David Osler isn’t happy with the bailout of Northern Rock bank:
If you or I exceed our overdraft limit, we get hit with a shirty letter and a £25 penalty charge. When Northern Rock effectively does the same thing, chief executive Adam Applegarth taps the Bank of England for an emergency lending facility instead.
The ‘mortgage bank’ – as demutualised building societies like to be known – raised three-quarters of its funds from the money markets rather than savers, and lent it out as aggressively as possible. Loan-to-value ratios of up to 125% were freely available.
Now interbank lending is drying up, and NR cannot refinance its maturing positions. Step forward Mervyn King, doorstep loans merchant to the sink estates of the banking community. So far this isn’t actually costing the taxpayer anything. The BoE is acting as a lender, not a donor, and expects to get the money back. The question is, are NR’s assets good as collateral for the cash? That’s a judgement call, and I’ve no inside information either way.

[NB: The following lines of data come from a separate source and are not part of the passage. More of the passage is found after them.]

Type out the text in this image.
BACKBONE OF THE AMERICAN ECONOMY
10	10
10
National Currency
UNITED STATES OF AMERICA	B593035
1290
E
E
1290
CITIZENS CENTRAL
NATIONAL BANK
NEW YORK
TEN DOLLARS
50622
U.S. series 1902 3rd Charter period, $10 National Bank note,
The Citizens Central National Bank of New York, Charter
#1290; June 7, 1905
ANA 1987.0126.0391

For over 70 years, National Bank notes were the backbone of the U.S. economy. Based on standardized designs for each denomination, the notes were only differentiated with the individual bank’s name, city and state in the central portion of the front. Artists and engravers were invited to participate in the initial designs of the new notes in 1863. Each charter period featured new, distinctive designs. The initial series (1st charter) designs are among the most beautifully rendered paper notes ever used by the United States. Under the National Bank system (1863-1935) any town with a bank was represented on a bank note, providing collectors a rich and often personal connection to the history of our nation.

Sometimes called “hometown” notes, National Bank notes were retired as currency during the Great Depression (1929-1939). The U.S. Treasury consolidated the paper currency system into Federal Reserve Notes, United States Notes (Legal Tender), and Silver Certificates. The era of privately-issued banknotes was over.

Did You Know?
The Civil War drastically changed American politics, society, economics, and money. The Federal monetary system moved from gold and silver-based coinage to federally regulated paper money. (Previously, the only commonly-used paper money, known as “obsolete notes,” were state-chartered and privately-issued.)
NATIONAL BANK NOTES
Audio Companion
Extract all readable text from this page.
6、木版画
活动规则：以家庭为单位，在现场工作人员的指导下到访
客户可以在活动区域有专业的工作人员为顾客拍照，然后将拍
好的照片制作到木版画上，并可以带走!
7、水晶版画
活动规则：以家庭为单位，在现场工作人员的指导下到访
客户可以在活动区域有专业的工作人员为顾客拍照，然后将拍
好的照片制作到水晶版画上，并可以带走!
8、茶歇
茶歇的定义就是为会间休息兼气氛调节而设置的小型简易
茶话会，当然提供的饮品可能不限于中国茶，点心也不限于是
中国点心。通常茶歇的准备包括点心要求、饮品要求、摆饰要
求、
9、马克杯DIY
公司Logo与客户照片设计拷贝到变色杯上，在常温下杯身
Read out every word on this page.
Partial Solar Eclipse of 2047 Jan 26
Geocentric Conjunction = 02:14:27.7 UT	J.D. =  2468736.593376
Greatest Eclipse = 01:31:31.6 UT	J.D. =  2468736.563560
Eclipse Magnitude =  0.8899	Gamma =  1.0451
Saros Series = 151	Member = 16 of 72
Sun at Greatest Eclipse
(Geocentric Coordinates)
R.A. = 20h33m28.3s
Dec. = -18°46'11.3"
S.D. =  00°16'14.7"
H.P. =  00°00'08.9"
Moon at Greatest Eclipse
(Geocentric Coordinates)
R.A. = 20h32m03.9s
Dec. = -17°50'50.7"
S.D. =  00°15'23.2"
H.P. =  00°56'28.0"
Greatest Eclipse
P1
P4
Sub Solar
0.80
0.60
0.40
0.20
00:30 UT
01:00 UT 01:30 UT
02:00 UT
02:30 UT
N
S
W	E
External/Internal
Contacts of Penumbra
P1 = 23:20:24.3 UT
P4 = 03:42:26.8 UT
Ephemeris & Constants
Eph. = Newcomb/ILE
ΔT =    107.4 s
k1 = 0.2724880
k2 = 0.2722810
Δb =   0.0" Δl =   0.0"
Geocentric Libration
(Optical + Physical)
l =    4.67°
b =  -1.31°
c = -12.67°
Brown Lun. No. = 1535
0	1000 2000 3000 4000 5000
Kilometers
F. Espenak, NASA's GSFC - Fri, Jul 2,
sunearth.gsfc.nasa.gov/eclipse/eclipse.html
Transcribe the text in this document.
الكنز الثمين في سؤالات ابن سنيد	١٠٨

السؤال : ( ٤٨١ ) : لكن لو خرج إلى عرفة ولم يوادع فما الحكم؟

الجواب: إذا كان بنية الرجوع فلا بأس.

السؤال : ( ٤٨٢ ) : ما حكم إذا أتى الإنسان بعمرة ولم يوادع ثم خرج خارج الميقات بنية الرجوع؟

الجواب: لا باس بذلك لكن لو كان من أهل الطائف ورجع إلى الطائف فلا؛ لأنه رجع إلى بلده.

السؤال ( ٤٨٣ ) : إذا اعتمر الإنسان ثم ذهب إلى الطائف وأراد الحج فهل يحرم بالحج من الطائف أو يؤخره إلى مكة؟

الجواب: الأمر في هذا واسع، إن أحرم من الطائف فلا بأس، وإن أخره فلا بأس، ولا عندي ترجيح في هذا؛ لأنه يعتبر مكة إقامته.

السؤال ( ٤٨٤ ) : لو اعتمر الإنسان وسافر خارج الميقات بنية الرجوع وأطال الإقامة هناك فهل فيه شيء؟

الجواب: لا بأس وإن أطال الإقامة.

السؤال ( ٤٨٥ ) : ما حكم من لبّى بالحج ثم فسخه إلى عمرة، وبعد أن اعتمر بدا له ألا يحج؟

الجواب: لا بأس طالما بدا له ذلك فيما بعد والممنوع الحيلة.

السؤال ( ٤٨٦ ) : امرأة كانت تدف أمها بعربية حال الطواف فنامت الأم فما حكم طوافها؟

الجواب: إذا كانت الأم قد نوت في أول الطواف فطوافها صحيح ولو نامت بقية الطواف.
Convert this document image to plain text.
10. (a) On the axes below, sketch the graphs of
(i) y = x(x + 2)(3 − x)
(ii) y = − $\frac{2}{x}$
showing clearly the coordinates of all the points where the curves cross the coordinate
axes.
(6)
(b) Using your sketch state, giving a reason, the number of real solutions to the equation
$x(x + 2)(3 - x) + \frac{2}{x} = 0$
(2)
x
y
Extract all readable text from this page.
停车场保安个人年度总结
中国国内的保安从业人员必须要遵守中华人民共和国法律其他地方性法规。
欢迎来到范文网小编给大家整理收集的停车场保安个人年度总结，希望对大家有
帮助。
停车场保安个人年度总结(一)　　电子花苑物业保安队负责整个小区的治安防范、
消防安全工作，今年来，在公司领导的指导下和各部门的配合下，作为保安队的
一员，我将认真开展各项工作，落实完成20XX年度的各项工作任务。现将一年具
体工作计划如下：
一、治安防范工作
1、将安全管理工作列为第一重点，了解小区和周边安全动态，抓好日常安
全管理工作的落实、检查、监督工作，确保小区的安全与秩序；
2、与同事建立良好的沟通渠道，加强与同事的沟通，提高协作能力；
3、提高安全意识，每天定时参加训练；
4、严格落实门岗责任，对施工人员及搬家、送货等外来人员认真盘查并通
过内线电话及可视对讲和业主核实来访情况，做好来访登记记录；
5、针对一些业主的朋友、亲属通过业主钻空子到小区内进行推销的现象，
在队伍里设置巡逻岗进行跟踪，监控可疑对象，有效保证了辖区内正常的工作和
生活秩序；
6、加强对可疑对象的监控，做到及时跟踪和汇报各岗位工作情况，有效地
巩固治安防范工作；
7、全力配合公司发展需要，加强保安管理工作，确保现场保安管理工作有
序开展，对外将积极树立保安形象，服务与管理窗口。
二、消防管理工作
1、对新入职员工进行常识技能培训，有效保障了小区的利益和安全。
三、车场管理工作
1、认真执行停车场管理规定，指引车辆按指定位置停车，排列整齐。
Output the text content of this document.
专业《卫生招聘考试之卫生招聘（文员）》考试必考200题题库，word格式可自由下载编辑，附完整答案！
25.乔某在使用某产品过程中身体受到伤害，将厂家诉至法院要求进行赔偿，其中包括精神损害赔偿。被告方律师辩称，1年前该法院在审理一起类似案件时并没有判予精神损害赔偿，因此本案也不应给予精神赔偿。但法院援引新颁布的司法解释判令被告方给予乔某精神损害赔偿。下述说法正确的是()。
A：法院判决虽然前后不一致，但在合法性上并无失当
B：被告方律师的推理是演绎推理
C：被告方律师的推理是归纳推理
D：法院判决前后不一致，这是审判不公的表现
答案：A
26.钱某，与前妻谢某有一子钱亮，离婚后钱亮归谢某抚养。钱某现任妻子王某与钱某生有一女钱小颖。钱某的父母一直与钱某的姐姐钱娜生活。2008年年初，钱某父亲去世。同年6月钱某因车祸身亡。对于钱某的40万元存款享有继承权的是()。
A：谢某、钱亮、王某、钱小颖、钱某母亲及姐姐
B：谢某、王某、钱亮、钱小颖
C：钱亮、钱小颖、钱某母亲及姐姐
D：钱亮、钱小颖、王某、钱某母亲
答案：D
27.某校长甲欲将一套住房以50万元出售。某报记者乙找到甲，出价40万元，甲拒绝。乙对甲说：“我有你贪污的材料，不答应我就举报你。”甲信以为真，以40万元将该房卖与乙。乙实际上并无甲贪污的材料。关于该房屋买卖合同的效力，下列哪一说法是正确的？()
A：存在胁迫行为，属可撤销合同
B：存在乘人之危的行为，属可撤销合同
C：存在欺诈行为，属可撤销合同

But there is no doubt that NR management was wilfully reckless in both borrowing and lending practices. So there are few good reasons why the state should ensure the company’s survival; indeed, there’s one over-riding reason why it shouldn’t [...] ultimately, there is no way of getting round the question of moral hazard. If bankers believe that they will always be saved from the consequences of their own folly, they will continue to act with doltish ineptitude, unable to see further than the trough in which their snouts are so firmly buried.
I have a different suggestion: the Bank of England could have lent the money to Northern Rock, but on the condition that Applegarth and his entire board of directors be immediately sacked with no compensation (if that isn’t legally possible, I’m sure a law could quickly be put through parliament to rectify that).